[Cython] CEP1000: Native dispatch through callables
Dag Sverre Seljebotn
d.s.seljebotn at astro.uio.no
Sun Apr 15 08:58:03 CEST 2012
Ah, Cython objects. Didn't think of that. More below.
On 04/14/2012 11:02 PM, Stefan Behnel wrote:
> Hi,
>
> thanks for writing this up. Comments inline as I read through it.
>
> Dag Sverre Seljebotn, 14.04.2012 21:08:
>> each described by a function pointer and a signature specification
>> string, such as "id)i" for {{{int f(int, double)}}}.
>
> How do we deal with object argument types? Do we care on the caller side?
> Functions might have alternative signatures that differ in the type of
> their object parameters. Or should we handle this inside of the caller and
> expect that it's something like a fused function with internal dispatch in
> that case?
>
> Personally, I think there is not enough to gain from object
parameters that
> we should handle it on the caller side. The callee can dispatch those if
> necessary.
>
> What about signatures that require an object when we have a C typed
value?
>
> What about signatures that require a C typed argument when we have an
> arbitrary object value in our call parameters?
>
> We should also strip the "self" argument from the parameter list of
> methods. That's handled by the attribute lookup before even getting
at the
> callable.
On 04/15/2012 07:59 AM, Robert Bradshaw wrote:
> It would certainly be useful to have special syntax for memory views
> (after nailing down a well-defined ABI for them) and builtin types.

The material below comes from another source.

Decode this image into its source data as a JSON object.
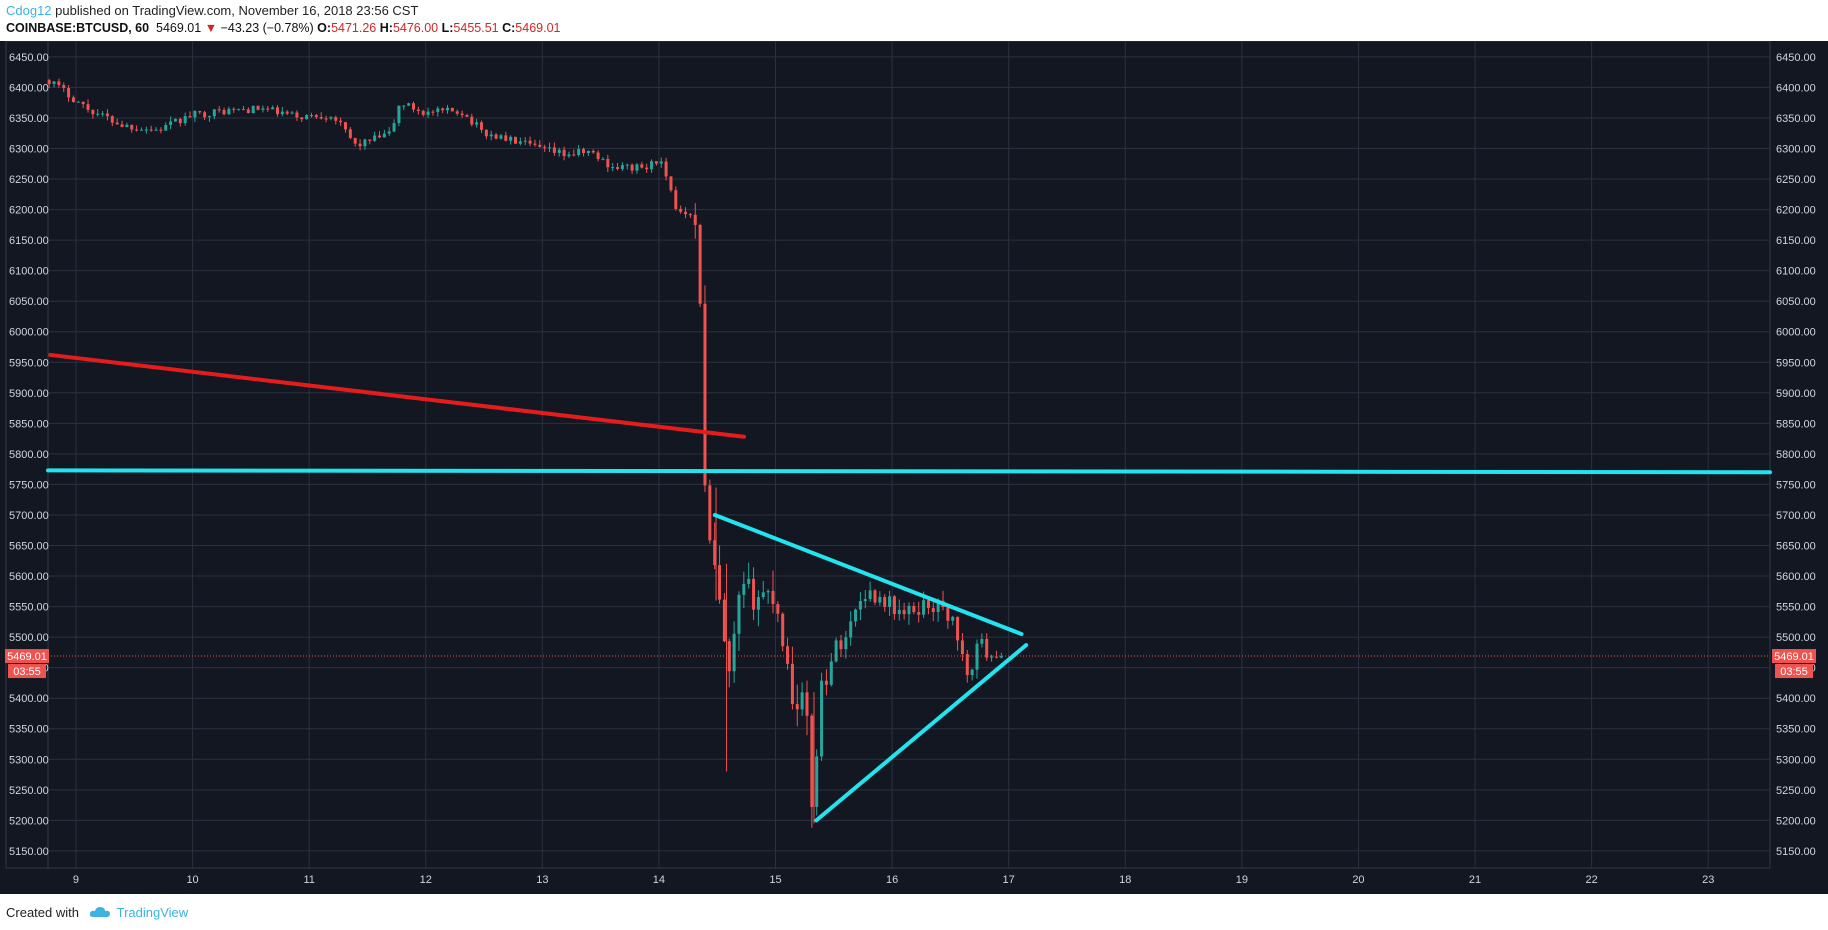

> Being able to declare something as taking a
> "sage.rings.integer.Integer" could also prove useful, but could result
> in long (and prefix-sharing) signatures, favoring the
> runtime-allocated ids.
I do think describing Cython objects in this cross-tool CEP would work
nicely, this is for standardized ABIs only (we can't do memoryviews
either until their ABI is standard).
I think I prefer to a) exclude it now, and b) down the line we need
another cross-tool ABI to communicate vtables, and then we could put
that into this CEP now.
I strongly believe we should go with the Go "duck-typing" approach for
interfaces, i.e. it is not the declared name that should be compared but
the method names and signatures.
The only question that needs answering for CEP1000 is: Would this blow
up the signature string enough that interning is the only viable option?
Some strcmp solutions:
a) Hash each vtable descriptor to 160-bits, and assume the hash is
unique. Still, a couple of interfaces would blow up the signature string
a lot.
b) Modify approach B in CEP 1000 to this: If it is longer than 160
bits, take a full cryptographic hash, and just assume there won't be
hash collisions (like git does). This still saves for short signature
strings, and avoids interning at the cost of doing 160-bit comparisons.
Both of these require other ways at getting at the actual string data.
But I still like b) above better than interning.